The scientific method is the best approach we have to study and learn about the physical and natural world. When new knowledge is gained and comes to be the best available evidence at the time (until new, more accurate or in some other way better evidence becomes available), one would hope that the new knowledge finds its way quickly into the relevant disciplines, that practitioners take note and incorporate it into their practice, procedures and policies. In the health area, this time lag has been assumed to be 17 years – but we don’t really know, and “further research is needed”, as they often write in research articles.
There are many reasons for the length of the health research translation process. One of these is conflict of interest. A recent article in MJA InSight demonstrates this nicely. The article is titled “Prostate cancer: urologists fight back”.
We have known for some time that – from a population perspective – screening for prostate cancer and the resultant surgical procedures have overall little benefit for men. Two recent studies have now shown that for men with early prostate cancer, prostatectomy (i. e. surgery to remove all or part of the prostate gland) did not result in reduced mortality, but left many with nasty side effects.
Two recent clinical trials, Prostate Testing for Cancer and Treatment (ProtecT) and Prostate Cancer Intervention versus Observation Trial (PIVOT), completely undermine the stratospheric spin associated with prostate cancer being a death sentence. They are unambiguous in their implications.
The bottom line? Men with early stage abnormalities of the prostate who do not undergo surgery or radiation treatment, but whose condition is monitored for any progression of the cancer, live just as long as men who opted for complete removal of the prostate and who now live with its immediate consequences, including incontinence, intimacy issues, bowel problems and intervention regret.
This should be good news for older men. But they may never be told.
The MJA InSight article quotes prominent urologists who appear to have difficulty accepting the new evidence. Instead, they dismiss the two studies as being flawed.
Besides, a radiation oncologist claims that the surgeons are gatekeepers who often don’t refer higher risk patients to radiotherapy, which – she claims – is as effective as surgery:
There’s a massive financial conflict of interest there, because they don’t have a vested interest in referring men on to a radiation oncologist. They lose income if someone chooses a non-invasive intervention. People are reluctant to say it, but that’s the elephant in the room.
But might radiation oncologists have conflicts of interest as well?
Meanwhile, it may be worth pondering the results of a US study, which compared the recommendations of urologists and radiation oncologists for the treatment of localised prostate cancer. Surprise, surprise: for the same cases, the specialists overwhelmingly recommended the treatment that they themselves delivered.
I argue there are parallels to animal experimentation. Animal researchers have built their careers on experimenting on animals. That’s their area of expertise, that’s the subject of their publications and conference talks, that’s how they make their living. In universities, the pressure to publish or perish is such that researchers rarely have the luxury to take time out for learning new non-animal, human-relevant methods. Operating on mice and using advanced computer-modelling techniques, for example, are quite different skills.
Grants are won on the basis of prior experience, and the peer review system “punishes researchers with innovative projects that may be risky, but could be highly successful”. Doing things differently and taking risks doesn’t pay:
Well established investigators with mature projects produce large amounts of preliminary data for applications. However, younger researchers (who completed their PhD less than 15 years previously) with new research programs or groundbreaking research, struggle to generate similar volumes of data; their teams are smaller and have less funding; they take more risk and this leads to lower success rates in obtaining funding.

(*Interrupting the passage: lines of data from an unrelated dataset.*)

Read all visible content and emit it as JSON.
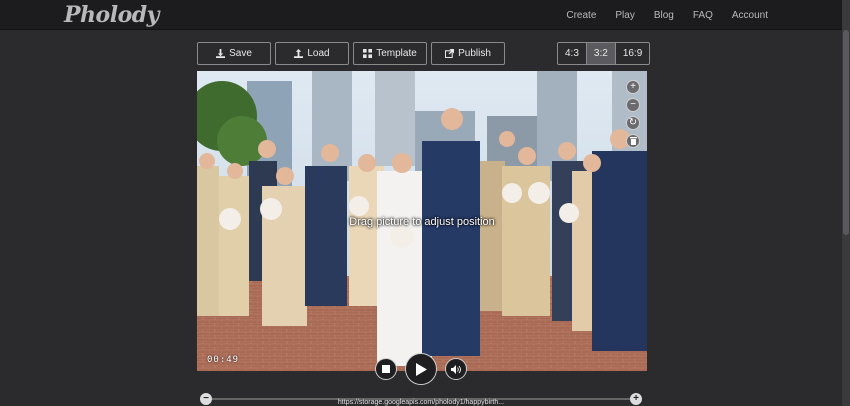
{
  "header": {
    "logo": "Pholody",
    "nav": [
      "Create",
      "Play",
      "Blog",
      "FAQ",
      "Account"
    ]
  },
  "toolbar": {
    "save_label": "Save",
    "load_label": "Load",
    "template_label": "Template",
    "publish_label": "Publish"
  },
  "ratios": {
    "options": [
      "4:3",
      "3:2",
      "16:9"
    ],
    "selected": "3:2"
  },
  "player": {
    "drag_hint": "Drag picture to adjust position",
    "time": "00:49"
  },
  "timeline": {
    "url": "https://storage.googleapis.com/pholody1/happybirth..."
  },
  "colors": {
    "background": "#2b2a2d",
    "topbar": "#1c1b1d",
    "active_ratio": "#5b5a5e"
  }
}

Also, it takes a special person to be able to acknowledge after a career in a particular area that much of their work was of limited use. Dr Elias Zerhouni, ex-director of the US National Institutes of Health (NIH) had this to say:
We have moved away from studying human disease in humans,” he lamented. “We all drank the Kool-Aid on that one, me included.” With the ability to knock in or knock out any gene in a mouse—which “can’t sue us,” Zerhouni quipped—researchers have over-relied on animal data. “The problem is that it hasn’t worked, and it’s time we stopped dancing around the problem…We need to refocus and adapt new methodologies for use in humans to understand disease biology in humans.
The pressure to publish for the sake of publishing can lead to dreadful research. Dreadful because of its cruelty in the treatment of animals, and dreadful because it is a great waste of limited resources. This page on the Retraction Watch website critiques one such study.
The evidence for the limited value of animal experimentation is accumulating. Some point the finger at inferior study design in animal research, or more broadly a lack of scientific rigour, compared to studies that involve humans, while others identify species differences as responsible for the poor predictive value of animal models. For further links to studies that highlight why animals are not good models for human medicine, go to this website and search for the keyword “bias” (without the quotation marks).
Why do we let vested interests, financial or otherwise, have such a detrimental influence on the allocation of resources for biomedical research? That might be a topic for another blog post.